В машине почти не разговаривали. Софи могла только догадываться, о чем думает Иэн. Она же размышляла о часах, проведенных за последние два года в компании Иэна и его матери: поездки в места, где Софи не чувствовала себя в своей тарелке, трапезы не в ее вкусе, мнения, с которыми она не соглашалась, разговоры, которые ей не нравились, знакомства с людьми, с которыми у нее ничего общего, и все это время — езда туда-сюда, туда-сюда по этим дорогам, этим однообразным дорогам, связывавшим Бирмингем и Кёрнел-Магну, туда-сюда в самом сердце Средней Англии, сердце, что билось вопреки всему в мерном, решительном ритме, тихо и неумолимо. Софи размышляла о часах, которые могла бы провести в других местах, с другими людьми, ведя другие разговоры. Думала о том, до чего иначе могла бы сложиться ее жизнь, если бы ее в тот день не поймали на превышении скорости по пути к станции Солихалл; до чего иначе могла бы сейчас быть ее жизнь, если бы она не отпустила в конце семинара ту неуклюжую шутку в адрес Эмили Шэммы. Эти усталые, более чем знакомые мысли удручили ее и наградили головной болью. А потому ей, возможно, следовало бы поблагодарить Иэна за то, что он попытался поднять им настроение, вдруг указав на проехавший мимо автомобиль со словами:
— Смотри-ка.
Софи подняла голову и открыла глаза.
— М-м?
— ИВВ, — сказал он. — Имейте в виду.
Ах да. Игра в автомобильные номера. Кажется, они уже много лет в нее не играли. Может, так оно и было. Софи попыталась явить улыбку, но ей это не удалось. А когда ей подумалось, что эти же буквы означают «Иэн, вали вон», ей стало грустно и стыдно.
32
Среда, 20 апреля 2016 года
Когда Бенджамин снял трубку, Лоис первым делом сказала:
— Ты слышал про Викторию Вуд?
Миг-другой он соображал, о ком вообще речь. Комик. Часто на телевидении. Очень смешная. Писала хорошие песни. Это она.

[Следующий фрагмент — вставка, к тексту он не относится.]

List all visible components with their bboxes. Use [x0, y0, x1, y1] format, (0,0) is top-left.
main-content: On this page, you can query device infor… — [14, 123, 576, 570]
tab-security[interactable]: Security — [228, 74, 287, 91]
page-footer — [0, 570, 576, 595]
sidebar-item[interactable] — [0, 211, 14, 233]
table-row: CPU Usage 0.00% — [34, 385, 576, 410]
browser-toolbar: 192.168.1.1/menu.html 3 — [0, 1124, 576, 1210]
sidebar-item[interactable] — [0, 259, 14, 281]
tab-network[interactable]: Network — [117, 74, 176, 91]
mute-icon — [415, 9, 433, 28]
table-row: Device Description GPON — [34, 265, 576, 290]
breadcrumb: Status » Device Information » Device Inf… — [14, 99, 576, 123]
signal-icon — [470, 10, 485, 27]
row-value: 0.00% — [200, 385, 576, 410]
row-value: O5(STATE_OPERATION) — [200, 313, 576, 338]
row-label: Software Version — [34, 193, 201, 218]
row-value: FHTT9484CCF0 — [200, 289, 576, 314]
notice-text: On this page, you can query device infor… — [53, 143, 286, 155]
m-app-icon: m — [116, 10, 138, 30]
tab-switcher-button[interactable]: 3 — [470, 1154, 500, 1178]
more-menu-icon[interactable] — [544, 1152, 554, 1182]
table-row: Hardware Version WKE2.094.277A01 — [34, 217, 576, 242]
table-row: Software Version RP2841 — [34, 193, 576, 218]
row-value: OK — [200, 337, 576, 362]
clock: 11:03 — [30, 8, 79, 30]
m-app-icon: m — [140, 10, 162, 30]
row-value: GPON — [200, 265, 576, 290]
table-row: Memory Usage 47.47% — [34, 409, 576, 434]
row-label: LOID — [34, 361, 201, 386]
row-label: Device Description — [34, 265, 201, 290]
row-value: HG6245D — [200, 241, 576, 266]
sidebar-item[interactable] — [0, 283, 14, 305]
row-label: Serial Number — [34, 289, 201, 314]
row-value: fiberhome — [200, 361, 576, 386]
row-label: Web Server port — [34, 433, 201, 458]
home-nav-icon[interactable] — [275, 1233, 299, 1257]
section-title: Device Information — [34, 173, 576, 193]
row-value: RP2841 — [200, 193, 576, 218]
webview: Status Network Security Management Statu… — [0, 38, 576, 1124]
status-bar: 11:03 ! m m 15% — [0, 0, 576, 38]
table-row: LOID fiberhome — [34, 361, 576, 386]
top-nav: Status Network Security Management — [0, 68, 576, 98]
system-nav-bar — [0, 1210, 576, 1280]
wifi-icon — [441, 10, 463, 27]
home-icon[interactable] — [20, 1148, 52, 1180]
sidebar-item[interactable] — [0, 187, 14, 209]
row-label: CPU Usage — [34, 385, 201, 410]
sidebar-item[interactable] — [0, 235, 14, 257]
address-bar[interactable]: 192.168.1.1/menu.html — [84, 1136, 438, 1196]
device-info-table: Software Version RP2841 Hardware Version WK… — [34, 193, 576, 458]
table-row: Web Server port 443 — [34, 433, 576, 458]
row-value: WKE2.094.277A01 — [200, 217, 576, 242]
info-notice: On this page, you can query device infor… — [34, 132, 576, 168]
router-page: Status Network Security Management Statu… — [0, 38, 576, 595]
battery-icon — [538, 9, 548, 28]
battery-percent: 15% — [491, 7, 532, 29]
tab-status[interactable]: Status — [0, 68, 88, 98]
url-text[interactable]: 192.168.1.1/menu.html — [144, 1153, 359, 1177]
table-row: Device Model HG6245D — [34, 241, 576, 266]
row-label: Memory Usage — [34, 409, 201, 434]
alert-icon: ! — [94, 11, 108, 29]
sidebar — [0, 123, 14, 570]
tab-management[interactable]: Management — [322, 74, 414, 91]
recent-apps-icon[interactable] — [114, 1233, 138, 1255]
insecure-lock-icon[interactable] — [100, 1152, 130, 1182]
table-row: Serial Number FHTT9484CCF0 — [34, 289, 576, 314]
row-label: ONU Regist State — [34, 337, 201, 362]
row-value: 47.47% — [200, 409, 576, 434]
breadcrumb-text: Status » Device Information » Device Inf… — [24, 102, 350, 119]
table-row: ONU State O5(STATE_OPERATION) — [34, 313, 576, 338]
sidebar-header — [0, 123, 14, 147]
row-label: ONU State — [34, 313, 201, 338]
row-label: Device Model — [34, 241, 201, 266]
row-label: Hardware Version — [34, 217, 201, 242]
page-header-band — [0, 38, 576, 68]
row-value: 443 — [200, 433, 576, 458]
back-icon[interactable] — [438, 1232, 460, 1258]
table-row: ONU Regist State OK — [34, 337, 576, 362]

— Нет, а что с ней? У нее турне?
— Она умерла, Бенджамин. Виктория Вуд умерла.
— Правда? Сколько ей было?
Голос у Лоис дрожал.
— Шестьдесят два. Всего на пару лет старше меня. Я ее обожала, Бенджамин. Она была настоящей частью моей жизни. У меня будто лучшая подруга или сестра умерла.
Не в силах измыслить ничего утешительного, Бенджамин просто стал думать вслух:
— Что за год такой — 2016-й? Все помирают. Дэвид Боуи, Алан Рикмен…

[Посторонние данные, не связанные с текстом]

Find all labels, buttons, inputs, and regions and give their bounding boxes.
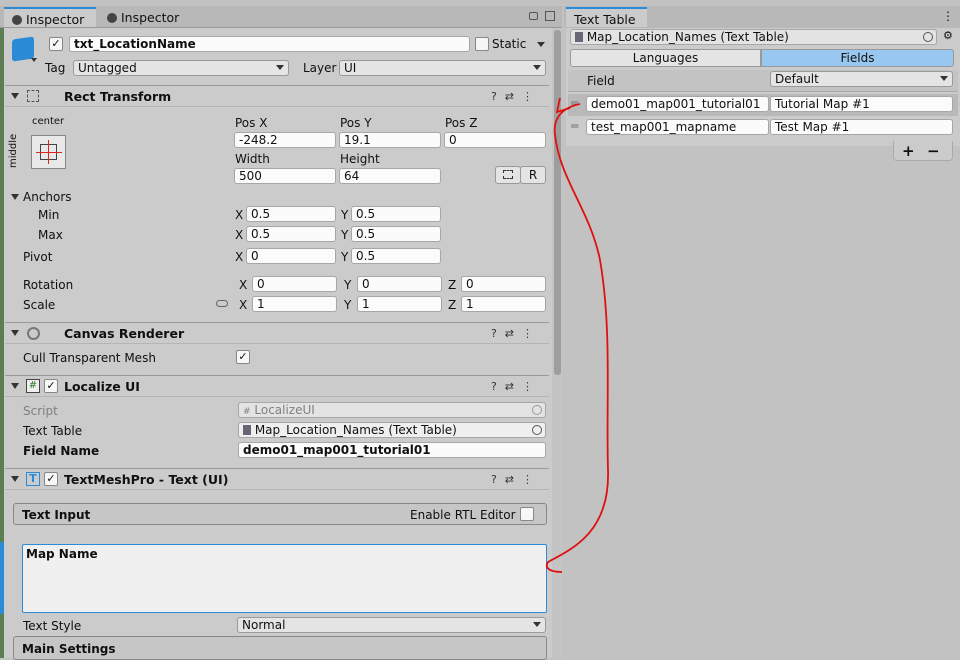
annotation-curve [545,103,609,573]
annotation-arrowhead [555,97,571,114]
annotation-arrow [545,97,609,573]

Впрочем, как выяснилось, Лоис звонила не для того, чтобы сообщить ему эту новость. Она звонила сказать, что увольняется из библиотеки в Йорке и возвращается жить в Бирмингем.
— Вынуждена, — сказала она. — Нельзя больше сваливать на тебя всю ответственность по уходу за отцом. Это несправедливо. Я подала на увольнение, за месяц. Могу поискать новую работу, отсюда. Пафосно звучит, я понимаю, но у меня нехорошее предчувствие. Думаю, все станет хуже. Нам с тобой в такие времена лучше держаться вместе. Может, это последние дни.
* * *
Четверг, 21 апреля 2016 года
Когда Бенджамин снял трубку, Филип первым делом сказал:
— Ты слышал про Принса?
— Нет, а что с ним? Новый альбом записал?
— Он умер, Бенджамин. Принс умер.
Пылким поклонником Принса Бенджамин не был никогда. Тем не менее его потрясло, что 2016-й принес новость еще об одной «звездной» кончине.
— Принс? Умер? Шутишь. Сколько ему было?
— Пятьдесят семь. Нашего возраста, считай.
— Ужас какой. Что творится в этом году. Дэвид Боуи…
— Алан Рикмен…
— Виктория Вуд…
— Такое ощущение, что они все сматываются, пока могут.